Das war vor Deinem Tod.

Dezennien her: Ich mußte Dich begraben.
Du wolltest sehr, das SEHR zu wild,
und alle Sterne, alle Himmel haben.
Ich war zu klein, dein Durst blieb ungestillt:
Ich mußte Dich zu früh begraben.
Dies alles ist doch m e i n e liebe Not!
Wann bleibst Du endlich tot?


Ich hoffe, nirgendwo deine Intentionen verletzt zu haben. Ein sehr schönes Gedicht! Du solltest wirklich mal eine "Mappe der Besten" anlegen! ;)

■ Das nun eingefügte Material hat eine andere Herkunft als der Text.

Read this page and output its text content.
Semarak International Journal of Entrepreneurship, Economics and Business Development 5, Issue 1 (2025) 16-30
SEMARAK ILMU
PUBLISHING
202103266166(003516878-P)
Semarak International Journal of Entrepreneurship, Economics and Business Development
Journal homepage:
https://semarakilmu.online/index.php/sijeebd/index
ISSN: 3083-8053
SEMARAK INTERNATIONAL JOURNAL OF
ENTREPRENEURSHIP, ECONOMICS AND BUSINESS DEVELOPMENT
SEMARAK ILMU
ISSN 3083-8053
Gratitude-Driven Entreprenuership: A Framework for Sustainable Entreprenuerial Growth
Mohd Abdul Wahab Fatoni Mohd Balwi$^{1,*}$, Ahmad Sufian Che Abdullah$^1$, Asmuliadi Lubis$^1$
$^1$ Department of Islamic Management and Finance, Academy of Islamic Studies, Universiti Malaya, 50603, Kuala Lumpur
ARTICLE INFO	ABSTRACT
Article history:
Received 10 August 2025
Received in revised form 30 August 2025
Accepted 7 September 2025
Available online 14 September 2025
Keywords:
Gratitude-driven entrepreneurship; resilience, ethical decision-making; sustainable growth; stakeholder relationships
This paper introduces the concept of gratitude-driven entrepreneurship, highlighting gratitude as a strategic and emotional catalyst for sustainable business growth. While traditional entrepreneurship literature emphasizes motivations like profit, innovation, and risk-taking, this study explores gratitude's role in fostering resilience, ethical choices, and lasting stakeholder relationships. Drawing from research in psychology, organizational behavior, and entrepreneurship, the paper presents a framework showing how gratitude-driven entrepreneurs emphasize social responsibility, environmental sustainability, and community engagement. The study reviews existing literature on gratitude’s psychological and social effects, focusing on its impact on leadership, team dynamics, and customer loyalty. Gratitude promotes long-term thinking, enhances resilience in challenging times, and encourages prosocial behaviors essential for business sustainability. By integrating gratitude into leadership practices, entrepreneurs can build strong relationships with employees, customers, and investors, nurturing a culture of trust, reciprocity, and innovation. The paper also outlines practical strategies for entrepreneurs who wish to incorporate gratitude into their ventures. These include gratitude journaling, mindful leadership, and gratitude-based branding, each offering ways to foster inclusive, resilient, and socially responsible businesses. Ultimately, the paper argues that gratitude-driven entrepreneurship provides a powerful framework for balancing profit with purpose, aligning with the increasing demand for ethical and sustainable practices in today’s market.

Allergernst gelesen und bearbeitet!

LG, eKy


« Letzte Änderung: September 04, 2014, 17:32:57 von Erich Kykal »
Ironie: Ich halte euch einen Spiegel vor, damit wir herzlich lachen können.
Sarkasmus: Ich halte euch einen Spiegel vor, weil ich von euch enttäuscht bin.
Zynismus: Ich halte euch einen Spiegel vor, aber ich glaube nicht mehr an euch.

gummibaum

Re:Mit Leid los
« Antwort #2 am: September 04, 2014, 20:50:39 »
Hallo Cyparis,

das Gedicht macht den Eindruck eines Tanzes durch die Erinnerungen, und der Leser geht alle die Schritte wie von einer Melodie bewegt durch die vier Strophen mit, bis ihn am Ende das Gewicht der letzten Verse zu Boden reißt. Die Überarbeitung von Erich nimmt gelegentliche Stolperschritte gekonnt heraus.

Sehr gern gelesen.

LG gummibaum

cyparis

Re:Mit Leid los
« Antwort #3 am: September 04, 2014, 22:56:43 »
Lieber Erich -

lediglich die "liebe Not" ist mir zu zahm.
Meine liebe Not kann ich mit ungebärdigen Kindern oder widerspenstigen Wurzeln im Garten haben.
Aber in einer tragischen, letzten Endes todgeweihten Beziehung?
Eher nicht.


Vorerst lieben Gruß
von
Cyparis
Der Schönheit treu ergeben
(Lady Anne von Camster & Glencairn)
copyright auf alle Texte

Erich Kykal

Re:Mit Leid los
« Antwort #4 am: September 04, 2014, 23:58:54 »
Na, dann so: "Dies ist doch alles einzig m e i n e Not."

LG, eKy
Ironie: Ich halte euch einen Spiegel vor, damit wir herzlich lachen können.
Sarkasmus: Ich halte euch einen Spiegel vor, weil ich von euch enttäuscht bin.
Zynismus: Ich halte euch einen Spiegel vor, aber ich glaube nicht mehr an euch.

cyparis

Re:Mit Leid los
« Antwort #5 am: September 21, 2014, 22:52:08 »
Lieber Erich,

ich bin erst jetzt auf Deine gefälligere Version gestoßen.
Ich stelle sie unter mein Original.

Hab Dank!

von
Cyparis
Der Schönheit treu ergeben
(Lady Anne von Camster & Glencairn)
copyright auf alle Texte

charis

  • Gast
Re:Mit Leid los
« Antwort #6 am: September 22, 2014, 21:56:05 »
Liebe Cyparis,

Ich kann nur wieder sagen, große Lyra!  Für mich sehr ungewohnt antiquiert, aber keinesfalls in
einem negativen Sinne, ganz im Gegenteil, ich mache eine Zeitreise.
Es gefällt mir, auch wie du sozusagen "Altes" mit "Neuem" vermischt.  Aber das nur am Rande.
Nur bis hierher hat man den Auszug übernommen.